両者一歩も引かず荒れる話し合い
そこからの話し合いは荒れに荒れた。
「親の意向を分かってて無視するのか?」
「遺言書の有効性なんて些細な問題だろ!」
と声を荒らげる信人さん。対する裕美さんも一歩も引かない。
「お兄ちゃんはお金に困ってないじゃない!」
「完成してない遺言書なんてないのと一緒じゃん!」
両者とも声を荒らげて意見を押し付け合う。声を抑えて冷静に話し合えている場面もあるがすぐにヒートアップする。もともと私は松井さんにお世話になっていた。2人とは行政書士の資格を取得する前から地域のつながりで親交がある。長年付き合いがあるが、ここまで鬼の形相になる2人は見たことがなく本当に驚いた。
彼らに仲裁役として頼まれて間に入り、プライベートで何度か話し合いに同席したが全くの平行線で話の進まない日々が続いていた。
かつて関係良好だった2人は今や……
最終的に信人さんと裕美さんは平等に5:5で遺産を分け合うことでまとまった。裕美さんの家庭が抱える金銭的な事情を加味してとのことだった。
結局、松井さんの作成された自筆証書遺言は無効なもので意味をなさなかった。むしろ争いの火種となっただけの結果になってしまった。
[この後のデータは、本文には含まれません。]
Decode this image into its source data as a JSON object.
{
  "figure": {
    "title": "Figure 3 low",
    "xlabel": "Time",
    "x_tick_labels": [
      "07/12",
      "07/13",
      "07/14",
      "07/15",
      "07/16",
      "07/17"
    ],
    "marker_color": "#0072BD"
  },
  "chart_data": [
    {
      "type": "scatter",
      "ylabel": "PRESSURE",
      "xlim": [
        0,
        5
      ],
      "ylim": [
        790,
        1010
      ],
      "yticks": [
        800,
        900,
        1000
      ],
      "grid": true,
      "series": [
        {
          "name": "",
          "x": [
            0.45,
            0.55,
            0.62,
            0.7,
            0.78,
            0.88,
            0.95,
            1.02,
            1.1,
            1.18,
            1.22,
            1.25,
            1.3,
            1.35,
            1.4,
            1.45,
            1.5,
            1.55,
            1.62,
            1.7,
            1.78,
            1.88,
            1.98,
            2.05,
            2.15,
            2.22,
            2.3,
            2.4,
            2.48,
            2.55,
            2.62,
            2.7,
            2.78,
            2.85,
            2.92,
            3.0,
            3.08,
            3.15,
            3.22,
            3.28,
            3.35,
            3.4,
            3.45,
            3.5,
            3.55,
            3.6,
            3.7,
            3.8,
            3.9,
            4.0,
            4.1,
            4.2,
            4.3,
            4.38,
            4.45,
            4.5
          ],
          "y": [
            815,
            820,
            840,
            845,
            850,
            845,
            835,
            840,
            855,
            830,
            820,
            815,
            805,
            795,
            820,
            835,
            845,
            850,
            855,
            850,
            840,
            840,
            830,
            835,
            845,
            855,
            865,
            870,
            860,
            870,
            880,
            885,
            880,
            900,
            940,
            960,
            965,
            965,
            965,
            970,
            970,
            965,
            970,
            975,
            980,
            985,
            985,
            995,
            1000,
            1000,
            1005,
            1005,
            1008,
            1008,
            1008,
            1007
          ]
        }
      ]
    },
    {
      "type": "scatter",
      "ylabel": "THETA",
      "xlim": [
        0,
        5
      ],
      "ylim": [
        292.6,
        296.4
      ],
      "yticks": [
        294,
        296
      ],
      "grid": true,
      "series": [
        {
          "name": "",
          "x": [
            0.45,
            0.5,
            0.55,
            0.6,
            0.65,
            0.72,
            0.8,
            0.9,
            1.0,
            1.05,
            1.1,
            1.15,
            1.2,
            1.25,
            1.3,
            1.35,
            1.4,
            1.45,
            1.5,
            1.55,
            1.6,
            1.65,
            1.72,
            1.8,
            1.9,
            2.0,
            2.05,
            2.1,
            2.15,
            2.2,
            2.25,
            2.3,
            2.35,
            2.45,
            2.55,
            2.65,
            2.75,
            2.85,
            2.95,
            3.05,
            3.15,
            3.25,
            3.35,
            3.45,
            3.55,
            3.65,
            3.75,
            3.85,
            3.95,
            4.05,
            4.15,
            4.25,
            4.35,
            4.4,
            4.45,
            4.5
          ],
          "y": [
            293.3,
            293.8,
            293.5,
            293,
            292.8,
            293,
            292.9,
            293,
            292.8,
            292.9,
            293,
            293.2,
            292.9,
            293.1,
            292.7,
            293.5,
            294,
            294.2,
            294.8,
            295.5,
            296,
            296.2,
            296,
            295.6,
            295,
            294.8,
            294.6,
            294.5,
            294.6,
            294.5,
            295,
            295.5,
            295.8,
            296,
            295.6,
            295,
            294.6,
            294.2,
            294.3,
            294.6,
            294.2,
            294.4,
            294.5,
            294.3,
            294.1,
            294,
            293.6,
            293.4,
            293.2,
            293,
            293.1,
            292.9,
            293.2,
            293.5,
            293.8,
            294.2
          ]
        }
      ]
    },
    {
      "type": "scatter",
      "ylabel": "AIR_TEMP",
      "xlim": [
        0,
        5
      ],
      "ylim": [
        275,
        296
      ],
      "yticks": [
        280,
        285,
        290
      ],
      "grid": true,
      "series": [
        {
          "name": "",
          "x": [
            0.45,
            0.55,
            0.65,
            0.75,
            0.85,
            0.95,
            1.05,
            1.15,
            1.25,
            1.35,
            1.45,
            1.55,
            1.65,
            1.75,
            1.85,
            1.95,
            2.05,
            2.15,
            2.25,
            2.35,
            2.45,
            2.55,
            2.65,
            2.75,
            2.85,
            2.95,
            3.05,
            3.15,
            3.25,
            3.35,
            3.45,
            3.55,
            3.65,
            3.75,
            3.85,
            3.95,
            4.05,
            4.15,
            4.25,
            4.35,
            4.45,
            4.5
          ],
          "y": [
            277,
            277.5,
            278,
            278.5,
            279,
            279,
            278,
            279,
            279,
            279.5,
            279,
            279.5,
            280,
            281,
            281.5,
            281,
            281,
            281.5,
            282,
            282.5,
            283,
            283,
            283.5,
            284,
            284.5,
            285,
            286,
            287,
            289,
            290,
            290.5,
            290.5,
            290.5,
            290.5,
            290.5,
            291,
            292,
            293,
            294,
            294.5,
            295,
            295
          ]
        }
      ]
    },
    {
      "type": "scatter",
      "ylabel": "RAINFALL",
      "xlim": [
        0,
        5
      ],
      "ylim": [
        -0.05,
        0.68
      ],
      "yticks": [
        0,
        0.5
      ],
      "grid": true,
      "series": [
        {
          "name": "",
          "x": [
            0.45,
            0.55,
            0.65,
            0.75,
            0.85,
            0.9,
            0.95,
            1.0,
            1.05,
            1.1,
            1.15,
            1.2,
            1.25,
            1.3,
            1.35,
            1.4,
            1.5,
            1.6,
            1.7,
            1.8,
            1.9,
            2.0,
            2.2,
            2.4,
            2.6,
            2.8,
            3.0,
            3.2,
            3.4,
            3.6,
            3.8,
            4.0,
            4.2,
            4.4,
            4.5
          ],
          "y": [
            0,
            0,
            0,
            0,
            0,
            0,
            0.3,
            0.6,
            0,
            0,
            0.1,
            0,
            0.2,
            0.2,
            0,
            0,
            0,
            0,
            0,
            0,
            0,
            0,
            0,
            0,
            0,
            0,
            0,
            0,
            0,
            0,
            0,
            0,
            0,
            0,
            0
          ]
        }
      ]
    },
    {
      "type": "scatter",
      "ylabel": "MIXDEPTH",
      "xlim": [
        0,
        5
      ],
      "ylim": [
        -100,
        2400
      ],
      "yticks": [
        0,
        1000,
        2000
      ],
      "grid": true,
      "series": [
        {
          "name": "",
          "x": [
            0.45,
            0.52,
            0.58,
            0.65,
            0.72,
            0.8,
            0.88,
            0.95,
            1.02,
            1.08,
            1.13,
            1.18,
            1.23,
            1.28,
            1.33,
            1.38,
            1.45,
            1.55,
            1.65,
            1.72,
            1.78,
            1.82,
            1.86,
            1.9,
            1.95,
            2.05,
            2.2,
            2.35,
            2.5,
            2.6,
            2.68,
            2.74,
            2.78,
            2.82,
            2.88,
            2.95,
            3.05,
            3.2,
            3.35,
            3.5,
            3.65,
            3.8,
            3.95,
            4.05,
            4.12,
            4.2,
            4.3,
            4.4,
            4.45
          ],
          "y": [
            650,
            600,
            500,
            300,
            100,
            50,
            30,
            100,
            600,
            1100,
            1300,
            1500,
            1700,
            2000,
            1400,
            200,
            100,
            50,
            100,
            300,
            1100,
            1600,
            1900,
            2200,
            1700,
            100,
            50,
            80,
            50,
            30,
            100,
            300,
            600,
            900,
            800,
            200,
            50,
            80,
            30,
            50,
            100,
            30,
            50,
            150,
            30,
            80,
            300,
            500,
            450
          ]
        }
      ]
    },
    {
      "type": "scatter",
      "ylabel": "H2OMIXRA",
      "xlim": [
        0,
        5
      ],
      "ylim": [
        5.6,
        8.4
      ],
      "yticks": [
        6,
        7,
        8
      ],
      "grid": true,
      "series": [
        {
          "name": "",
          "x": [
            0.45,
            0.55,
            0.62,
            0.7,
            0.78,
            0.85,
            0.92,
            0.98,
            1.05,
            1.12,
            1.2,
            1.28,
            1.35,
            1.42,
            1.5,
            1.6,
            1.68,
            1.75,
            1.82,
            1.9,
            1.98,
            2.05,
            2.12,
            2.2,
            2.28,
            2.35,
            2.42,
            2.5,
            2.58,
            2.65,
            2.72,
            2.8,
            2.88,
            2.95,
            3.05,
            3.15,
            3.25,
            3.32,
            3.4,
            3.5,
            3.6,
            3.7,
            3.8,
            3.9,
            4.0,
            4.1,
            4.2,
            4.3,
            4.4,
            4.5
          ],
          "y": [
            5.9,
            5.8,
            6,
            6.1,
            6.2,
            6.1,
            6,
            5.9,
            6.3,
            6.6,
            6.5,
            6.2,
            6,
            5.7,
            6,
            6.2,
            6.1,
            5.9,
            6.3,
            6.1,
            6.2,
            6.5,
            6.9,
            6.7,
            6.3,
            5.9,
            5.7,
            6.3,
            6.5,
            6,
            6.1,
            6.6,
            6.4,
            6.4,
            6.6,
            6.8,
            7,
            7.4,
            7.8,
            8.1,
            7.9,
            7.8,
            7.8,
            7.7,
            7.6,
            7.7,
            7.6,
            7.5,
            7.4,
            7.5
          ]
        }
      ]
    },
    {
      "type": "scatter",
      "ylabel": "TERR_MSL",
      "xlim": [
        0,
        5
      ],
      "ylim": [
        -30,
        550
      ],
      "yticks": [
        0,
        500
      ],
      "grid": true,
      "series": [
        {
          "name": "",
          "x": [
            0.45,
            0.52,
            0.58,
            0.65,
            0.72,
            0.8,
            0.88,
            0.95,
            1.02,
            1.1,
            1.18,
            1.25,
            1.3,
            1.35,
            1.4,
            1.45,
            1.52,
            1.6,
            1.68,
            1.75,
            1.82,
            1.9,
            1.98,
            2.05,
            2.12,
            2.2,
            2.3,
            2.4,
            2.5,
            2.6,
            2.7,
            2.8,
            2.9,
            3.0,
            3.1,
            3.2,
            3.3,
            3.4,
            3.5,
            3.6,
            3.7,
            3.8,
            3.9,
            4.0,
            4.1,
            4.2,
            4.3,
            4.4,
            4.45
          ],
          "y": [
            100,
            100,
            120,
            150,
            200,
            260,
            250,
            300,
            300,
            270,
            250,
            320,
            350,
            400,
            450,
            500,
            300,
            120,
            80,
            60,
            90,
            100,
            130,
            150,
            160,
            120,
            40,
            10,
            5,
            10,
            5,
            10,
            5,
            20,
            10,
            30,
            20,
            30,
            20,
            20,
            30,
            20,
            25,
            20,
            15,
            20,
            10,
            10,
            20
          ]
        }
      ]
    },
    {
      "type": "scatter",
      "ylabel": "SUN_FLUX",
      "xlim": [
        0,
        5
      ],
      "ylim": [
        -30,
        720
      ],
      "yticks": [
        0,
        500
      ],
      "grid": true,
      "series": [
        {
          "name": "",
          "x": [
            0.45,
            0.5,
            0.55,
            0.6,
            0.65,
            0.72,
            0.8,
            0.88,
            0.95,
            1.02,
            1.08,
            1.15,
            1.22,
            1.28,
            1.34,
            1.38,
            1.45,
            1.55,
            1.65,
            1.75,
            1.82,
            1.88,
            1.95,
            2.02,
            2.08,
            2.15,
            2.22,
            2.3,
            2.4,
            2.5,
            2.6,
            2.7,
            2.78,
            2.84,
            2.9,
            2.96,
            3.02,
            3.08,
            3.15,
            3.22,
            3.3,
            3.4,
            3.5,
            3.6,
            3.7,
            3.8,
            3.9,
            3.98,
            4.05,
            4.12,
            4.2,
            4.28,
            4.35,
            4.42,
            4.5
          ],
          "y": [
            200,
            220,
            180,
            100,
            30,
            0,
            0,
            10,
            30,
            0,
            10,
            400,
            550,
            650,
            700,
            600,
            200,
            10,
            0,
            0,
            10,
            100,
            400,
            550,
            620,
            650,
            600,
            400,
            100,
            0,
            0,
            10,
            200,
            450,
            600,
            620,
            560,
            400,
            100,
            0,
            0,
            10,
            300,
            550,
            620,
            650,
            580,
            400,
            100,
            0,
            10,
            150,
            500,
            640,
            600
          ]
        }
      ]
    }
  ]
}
自筆証書遺言は手書きで作らなければならない。例外的に財産の一覧を記載する財産目録のみ、手書きでないことを許されているに過ぎない。
すべてを自署して作成して最後に押印までしてようやく完成である。手書きでない部分があったり、押印もされていなかったりするものは無効な遺言書となってしまう。
遺言書を作成する場合、多くの場合は自筆証書遺言となるだろう。自筆証書遺言は簡単に作成できる。だが、手書きでないという1点のみをもって簡単に無効となり、遺言書として成立しない。
あれ以来、信人さんと裕美さんは疎遠となってしまった。数年たった今でも疎遠のままだという。おそらく関係の修復にはかなりの時間がかかる。
このように、遺言書が存在してもそれが無効とあれば今回の松井さん一家のようにトラブルが起きて悲しい結果に終わることになりかねない。自筆証書遺言を作るのであれば、手書きでなくとも許されるのは財産目録のみ。このことをしっかりと頭に入れておこう。遺言書はときに遺族の関係性を大きく変えてしまうこともあるのだから。